Congrats on the quarter and the year last year. Maybe just given the importance of the gross profit line, could you maybe just talk about your expectations for ASP trends for women's health kind of ex-potential guideline inclusion? Like what do you kind of envision in terms of ASPs for this year? And then I have 1 quick follow-up.

Mike, do you want to take that?

Yes, sure. Yes, Matt. Yes. I mean I think we expect to see stable trends in the in the women's health ASPs that we saw toward the end of last year. So as folks have followed for some time will recall when we saw really strong kind of sequential movements upward in the ASP particularly for carrier screening, but also for the NIPT product through the course of the year, and that was a big driver, along with obviously, Natera ASPs of the margin expansion you saw in the calendar year '23 results. And now, in '24, what the guidance was is that you get the full year benefit of the ASPs that we saw in Q4. So that -- obviously, that does leave room for there to be continued improvement, and we're working every day to continue to -- 2, we can't operate to make sure that we get the reimbursement for the covered services that we think we deserve. So there's room for that to continue to improve above the expectations we've set this year. I think that's a good kind of starting point for the guidance.

Got it. And then just on Mike, again, just on COGS reduction, and you guys have done a good job. It's obviously been a key gross margin driver. As you kind of look across your businesses, where do you see the most upside for reduction in COGS whether it's in women's health, Signatera, organ health, et cetera? Like where do you think the biggest levers are for COGS reduction this year that could actually drive those gross margins to the top end of the guide like you talked about?

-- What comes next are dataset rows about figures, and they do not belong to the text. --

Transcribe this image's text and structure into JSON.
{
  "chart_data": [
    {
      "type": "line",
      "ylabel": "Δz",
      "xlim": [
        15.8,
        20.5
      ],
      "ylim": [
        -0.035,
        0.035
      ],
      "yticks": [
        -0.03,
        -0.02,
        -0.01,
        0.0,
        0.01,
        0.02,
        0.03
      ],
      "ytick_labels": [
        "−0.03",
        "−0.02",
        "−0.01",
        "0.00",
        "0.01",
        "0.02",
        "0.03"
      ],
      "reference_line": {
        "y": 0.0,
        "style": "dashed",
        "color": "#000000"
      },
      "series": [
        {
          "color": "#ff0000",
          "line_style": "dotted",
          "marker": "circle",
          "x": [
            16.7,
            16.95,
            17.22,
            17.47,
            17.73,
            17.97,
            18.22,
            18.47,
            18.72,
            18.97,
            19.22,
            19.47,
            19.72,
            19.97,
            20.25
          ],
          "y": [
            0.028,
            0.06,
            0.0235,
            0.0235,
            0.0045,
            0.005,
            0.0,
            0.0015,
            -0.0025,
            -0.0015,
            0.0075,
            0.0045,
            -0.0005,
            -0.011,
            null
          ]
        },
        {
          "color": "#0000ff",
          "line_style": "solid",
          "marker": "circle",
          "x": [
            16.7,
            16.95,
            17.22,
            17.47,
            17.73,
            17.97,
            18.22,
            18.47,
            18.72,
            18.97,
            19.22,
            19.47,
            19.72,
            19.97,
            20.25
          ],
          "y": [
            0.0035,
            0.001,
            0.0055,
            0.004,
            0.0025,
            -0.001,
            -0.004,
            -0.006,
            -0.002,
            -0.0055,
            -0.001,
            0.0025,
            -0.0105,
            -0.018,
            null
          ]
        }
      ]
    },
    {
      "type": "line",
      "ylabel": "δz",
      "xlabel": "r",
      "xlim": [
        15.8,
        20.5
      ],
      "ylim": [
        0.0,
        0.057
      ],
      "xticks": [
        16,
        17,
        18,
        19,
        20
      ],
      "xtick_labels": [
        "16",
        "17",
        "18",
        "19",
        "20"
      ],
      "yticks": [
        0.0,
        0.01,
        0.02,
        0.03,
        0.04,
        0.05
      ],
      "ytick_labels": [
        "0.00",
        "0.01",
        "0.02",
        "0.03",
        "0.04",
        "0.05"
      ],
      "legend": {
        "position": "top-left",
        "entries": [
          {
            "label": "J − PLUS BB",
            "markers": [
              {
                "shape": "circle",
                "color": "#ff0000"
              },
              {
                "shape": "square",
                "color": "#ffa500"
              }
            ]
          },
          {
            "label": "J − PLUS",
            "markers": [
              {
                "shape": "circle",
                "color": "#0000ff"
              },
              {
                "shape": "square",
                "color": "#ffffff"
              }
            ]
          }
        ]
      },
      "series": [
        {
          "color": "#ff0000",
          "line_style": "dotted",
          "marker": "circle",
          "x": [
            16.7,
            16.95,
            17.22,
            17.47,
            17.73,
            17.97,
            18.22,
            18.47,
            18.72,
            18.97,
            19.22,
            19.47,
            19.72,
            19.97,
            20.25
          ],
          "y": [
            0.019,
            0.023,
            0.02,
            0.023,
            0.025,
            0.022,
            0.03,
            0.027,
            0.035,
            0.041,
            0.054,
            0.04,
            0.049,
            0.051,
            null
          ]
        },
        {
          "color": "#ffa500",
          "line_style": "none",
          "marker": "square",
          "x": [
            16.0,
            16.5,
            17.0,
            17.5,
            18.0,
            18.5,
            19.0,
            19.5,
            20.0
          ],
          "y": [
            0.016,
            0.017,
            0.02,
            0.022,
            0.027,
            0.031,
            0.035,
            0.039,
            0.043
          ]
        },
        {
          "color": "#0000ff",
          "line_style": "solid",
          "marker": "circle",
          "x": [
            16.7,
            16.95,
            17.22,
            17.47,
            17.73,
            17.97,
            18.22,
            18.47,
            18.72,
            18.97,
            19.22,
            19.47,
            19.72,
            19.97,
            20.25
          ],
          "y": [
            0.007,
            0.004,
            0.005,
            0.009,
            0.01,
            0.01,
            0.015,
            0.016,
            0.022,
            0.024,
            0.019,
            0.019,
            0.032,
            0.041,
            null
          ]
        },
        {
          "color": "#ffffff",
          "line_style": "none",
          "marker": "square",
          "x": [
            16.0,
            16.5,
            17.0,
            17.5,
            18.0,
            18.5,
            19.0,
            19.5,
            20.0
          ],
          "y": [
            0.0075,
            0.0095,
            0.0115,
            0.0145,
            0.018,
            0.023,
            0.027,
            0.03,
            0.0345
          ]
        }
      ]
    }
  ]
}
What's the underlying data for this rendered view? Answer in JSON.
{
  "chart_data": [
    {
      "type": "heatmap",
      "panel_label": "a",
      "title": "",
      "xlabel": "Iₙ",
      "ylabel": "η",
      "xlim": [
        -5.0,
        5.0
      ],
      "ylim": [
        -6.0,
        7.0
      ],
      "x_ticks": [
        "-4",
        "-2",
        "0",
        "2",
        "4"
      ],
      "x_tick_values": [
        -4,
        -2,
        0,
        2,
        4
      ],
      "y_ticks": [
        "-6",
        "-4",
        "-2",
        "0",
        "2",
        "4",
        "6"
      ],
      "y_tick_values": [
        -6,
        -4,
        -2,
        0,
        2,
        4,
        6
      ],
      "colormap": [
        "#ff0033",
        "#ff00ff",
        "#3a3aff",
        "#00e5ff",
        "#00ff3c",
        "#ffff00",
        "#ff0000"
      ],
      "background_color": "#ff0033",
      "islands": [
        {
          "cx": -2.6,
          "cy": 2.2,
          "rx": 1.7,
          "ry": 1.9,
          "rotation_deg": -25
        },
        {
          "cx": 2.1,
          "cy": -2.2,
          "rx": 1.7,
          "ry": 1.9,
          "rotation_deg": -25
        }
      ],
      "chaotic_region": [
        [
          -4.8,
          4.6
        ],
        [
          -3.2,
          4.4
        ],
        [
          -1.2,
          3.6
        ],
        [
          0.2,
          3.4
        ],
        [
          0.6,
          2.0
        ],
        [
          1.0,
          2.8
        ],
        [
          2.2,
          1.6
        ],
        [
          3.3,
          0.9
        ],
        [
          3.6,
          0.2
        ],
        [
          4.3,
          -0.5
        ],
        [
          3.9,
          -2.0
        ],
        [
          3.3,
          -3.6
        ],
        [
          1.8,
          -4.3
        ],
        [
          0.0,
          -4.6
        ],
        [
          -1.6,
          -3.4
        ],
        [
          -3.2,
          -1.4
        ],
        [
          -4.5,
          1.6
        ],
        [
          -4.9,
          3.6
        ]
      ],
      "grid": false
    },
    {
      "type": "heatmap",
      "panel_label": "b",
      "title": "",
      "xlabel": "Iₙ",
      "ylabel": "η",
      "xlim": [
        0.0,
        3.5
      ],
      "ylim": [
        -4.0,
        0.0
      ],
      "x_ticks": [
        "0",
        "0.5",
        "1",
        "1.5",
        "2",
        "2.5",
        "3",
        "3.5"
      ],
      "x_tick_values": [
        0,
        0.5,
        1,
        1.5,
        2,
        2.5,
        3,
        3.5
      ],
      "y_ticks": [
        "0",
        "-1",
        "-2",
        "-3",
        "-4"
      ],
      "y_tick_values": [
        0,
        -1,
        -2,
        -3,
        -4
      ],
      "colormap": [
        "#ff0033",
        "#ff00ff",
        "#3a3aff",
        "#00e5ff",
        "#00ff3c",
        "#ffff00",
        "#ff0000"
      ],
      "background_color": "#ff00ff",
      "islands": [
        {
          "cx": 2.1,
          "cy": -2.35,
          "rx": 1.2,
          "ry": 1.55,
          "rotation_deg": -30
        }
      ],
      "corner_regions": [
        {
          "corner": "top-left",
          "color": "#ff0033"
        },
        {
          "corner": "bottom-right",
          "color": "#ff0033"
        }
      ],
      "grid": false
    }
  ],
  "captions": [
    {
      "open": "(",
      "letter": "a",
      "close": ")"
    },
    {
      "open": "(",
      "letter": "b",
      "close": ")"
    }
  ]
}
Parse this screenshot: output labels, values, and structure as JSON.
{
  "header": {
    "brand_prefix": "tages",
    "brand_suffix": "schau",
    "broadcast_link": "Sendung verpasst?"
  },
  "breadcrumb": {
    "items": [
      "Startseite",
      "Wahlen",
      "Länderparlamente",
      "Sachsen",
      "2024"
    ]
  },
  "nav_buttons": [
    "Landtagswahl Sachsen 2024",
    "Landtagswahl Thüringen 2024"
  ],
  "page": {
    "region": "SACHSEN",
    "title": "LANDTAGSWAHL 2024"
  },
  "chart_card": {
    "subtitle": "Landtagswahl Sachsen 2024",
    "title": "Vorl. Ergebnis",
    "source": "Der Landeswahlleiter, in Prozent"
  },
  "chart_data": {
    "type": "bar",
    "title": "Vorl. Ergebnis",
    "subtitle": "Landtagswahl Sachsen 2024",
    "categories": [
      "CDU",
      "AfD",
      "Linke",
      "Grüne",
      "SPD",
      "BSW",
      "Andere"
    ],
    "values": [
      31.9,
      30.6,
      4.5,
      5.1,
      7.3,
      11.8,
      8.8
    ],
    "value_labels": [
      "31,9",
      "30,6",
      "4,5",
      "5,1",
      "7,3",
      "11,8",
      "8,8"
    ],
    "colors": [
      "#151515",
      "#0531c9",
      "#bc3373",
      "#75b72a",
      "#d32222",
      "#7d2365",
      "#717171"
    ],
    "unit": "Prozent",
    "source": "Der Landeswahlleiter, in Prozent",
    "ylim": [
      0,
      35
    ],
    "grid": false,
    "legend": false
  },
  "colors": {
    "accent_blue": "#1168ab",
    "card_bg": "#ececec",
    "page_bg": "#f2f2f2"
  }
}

Yes. I mean I think the first -- yes, the first project that comes to mind there, obviously, is the in-house project for Signatera exome in Austin. So as a reminder, we launched our exome capability in San Carlos last year, we've driven a significant portion of the volumes to the in-house exome. And then launching in Austin unlocks another wave of cost efficiencies just because you've got more space, you can deploy more automation, so on and so forth in that Austin lab. So we're very excited about that. We'd like to have that launched in the summer or early fall. In addition to that, though, I mean, I think we've got across each of the major products, I mean, Panorama, carrier screening and Signatera, we've got workflow launches and improvements coming this year that can drive COGS lower across the business. And those COGS projects because, Matt, like as you mentioned, like we have a long track record of putting those COGS projects on the board, scheduling them, investing in them and then hitting our marks in terms of actually yielding the savings. Those COGS projects are in the guide. So there's not a lot of hedge in the guide for those. But again, we're excited to deploy those, and we think they can help us mature.

Ladies and gentlemen, this concludes today's conference call. You may now disconnect.